You have done it again, hit the nail on the head, I mean. I take my scooter on the NYC buses pretty often and I am always amazed at how many people take this as an indication that they can now ask me personal questions, tell me what I should be doing to feel better or be cured, comment on my lifestyle, and yes, sometimes even tell me that I must be in remission, couldn't really have MS because they know someone who does and I look much better than she does, or decide that I did something to cause it.

 

Sometimes I wish I had the same feeling of entitlement that they must have and say exactly what I am thinking in response to these questions or comments.  Instead I usually take out my book, make up something about having to finish it for my book club meeting and tune them out.  Most give up but occasionally a person just has this moral obligation to tell me their thoughts about my health, my life and how to fix both.

Keep up your sense of humor, we all know that is the only way we'll get through this.
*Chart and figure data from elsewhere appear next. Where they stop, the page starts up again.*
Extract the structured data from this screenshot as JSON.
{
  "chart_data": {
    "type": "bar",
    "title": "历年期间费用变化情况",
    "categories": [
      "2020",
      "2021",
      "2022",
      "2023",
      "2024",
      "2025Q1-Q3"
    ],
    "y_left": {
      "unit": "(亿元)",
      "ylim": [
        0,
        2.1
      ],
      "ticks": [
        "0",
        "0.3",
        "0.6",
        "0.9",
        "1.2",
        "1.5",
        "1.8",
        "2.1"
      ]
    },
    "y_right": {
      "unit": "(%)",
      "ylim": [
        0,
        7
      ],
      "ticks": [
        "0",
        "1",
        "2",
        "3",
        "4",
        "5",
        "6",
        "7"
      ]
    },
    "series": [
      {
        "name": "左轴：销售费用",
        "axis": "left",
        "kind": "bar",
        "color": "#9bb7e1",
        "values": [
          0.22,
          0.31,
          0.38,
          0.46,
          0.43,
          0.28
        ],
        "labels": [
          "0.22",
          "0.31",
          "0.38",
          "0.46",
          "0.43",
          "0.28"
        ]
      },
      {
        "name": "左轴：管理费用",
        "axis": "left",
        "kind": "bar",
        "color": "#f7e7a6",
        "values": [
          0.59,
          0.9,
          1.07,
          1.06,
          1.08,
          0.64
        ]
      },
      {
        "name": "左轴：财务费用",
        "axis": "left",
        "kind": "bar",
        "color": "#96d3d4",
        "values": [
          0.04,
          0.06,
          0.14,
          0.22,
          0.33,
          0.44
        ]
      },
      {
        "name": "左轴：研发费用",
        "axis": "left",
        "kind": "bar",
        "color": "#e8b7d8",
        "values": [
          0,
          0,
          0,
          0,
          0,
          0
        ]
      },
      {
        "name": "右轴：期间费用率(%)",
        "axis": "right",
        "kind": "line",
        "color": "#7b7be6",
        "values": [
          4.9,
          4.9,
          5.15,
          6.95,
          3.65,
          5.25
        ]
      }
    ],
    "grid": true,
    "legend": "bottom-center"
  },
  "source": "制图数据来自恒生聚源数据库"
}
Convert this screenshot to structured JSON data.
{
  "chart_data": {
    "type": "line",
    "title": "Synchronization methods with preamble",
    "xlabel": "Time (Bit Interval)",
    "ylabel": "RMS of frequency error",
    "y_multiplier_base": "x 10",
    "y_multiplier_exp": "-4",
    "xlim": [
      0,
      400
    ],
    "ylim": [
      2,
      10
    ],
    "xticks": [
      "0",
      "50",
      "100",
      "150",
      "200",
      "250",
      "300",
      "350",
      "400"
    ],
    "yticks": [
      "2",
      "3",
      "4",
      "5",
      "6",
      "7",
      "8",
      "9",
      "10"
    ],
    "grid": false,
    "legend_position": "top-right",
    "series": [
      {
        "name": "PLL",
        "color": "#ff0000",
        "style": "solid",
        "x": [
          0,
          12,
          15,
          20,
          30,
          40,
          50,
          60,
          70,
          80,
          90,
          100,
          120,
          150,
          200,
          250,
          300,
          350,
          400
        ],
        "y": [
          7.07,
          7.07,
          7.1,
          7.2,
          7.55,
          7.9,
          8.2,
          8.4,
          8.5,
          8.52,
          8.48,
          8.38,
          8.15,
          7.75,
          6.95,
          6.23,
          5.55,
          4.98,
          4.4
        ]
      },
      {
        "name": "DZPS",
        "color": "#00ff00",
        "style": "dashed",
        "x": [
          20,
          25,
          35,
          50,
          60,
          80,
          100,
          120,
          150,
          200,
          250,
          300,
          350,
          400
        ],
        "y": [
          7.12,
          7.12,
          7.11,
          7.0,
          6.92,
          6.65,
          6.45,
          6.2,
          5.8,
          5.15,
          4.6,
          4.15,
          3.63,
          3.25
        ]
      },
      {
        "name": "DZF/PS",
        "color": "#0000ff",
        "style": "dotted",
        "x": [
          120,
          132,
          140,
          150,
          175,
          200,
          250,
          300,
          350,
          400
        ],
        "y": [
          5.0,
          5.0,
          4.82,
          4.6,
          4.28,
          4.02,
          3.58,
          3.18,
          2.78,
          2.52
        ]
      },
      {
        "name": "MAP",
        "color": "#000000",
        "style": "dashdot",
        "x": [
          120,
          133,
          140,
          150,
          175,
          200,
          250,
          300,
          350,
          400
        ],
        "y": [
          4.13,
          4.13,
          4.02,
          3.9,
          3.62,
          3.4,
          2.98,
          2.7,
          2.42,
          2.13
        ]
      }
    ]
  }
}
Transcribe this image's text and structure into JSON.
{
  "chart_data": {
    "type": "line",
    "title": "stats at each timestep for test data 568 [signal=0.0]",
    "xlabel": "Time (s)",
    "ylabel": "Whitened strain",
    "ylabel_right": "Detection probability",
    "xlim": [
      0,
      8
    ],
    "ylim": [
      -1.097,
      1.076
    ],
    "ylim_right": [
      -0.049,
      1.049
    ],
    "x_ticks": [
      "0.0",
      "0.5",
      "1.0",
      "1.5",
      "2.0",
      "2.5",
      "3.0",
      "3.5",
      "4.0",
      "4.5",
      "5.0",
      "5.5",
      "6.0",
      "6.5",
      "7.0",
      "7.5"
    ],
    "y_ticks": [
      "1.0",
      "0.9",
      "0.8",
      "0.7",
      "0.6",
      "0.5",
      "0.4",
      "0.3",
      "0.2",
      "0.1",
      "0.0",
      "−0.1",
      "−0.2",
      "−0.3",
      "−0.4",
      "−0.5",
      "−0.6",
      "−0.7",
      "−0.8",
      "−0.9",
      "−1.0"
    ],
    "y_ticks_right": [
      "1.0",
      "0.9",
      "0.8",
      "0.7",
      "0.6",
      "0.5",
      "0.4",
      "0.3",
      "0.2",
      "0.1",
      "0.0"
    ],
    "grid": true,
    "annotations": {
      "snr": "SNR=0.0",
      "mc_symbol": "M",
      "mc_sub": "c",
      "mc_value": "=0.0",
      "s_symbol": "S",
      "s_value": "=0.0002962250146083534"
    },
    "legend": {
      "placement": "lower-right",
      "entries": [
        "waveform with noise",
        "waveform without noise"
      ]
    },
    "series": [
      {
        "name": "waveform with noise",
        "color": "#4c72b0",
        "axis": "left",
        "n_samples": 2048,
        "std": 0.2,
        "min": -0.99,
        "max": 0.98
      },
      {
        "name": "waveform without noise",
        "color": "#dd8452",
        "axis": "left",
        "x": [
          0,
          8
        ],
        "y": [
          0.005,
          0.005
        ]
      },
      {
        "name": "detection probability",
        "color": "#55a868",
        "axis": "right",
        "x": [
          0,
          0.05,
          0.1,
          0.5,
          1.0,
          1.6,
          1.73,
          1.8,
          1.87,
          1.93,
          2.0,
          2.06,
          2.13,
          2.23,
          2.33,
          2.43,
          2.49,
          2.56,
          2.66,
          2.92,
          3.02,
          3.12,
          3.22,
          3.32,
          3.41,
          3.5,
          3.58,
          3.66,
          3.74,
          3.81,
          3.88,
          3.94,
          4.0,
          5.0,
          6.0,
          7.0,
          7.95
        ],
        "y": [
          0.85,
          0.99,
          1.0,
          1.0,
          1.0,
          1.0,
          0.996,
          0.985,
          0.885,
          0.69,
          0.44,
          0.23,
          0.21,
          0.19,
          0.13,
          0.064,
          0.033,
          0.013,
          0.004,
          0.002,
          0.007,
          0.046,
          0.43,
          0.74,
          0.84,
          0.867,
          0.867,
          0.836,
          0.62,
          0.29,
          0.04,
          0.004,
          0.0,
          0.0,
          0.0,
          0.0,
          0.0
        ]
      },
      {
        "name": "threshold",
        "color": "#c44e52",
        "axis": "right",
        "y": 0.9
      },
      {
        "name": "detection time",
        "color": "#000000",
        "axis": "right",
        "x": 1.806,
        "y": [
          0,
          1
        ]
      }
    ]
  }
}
And thanks again for discussing an important topic.

7/ 6/08 7:27pm

Hi Mandy.  Great post.  Looks like you struck a chord with lots of folks.  I have two thoughts:

 

-- people like the sound of their own voice

-- people are uncomfortable with silence

 

That is why people seem to always have somethign to say - even if its not appropriate or wanted.

 

Thanks for all you bring to the community.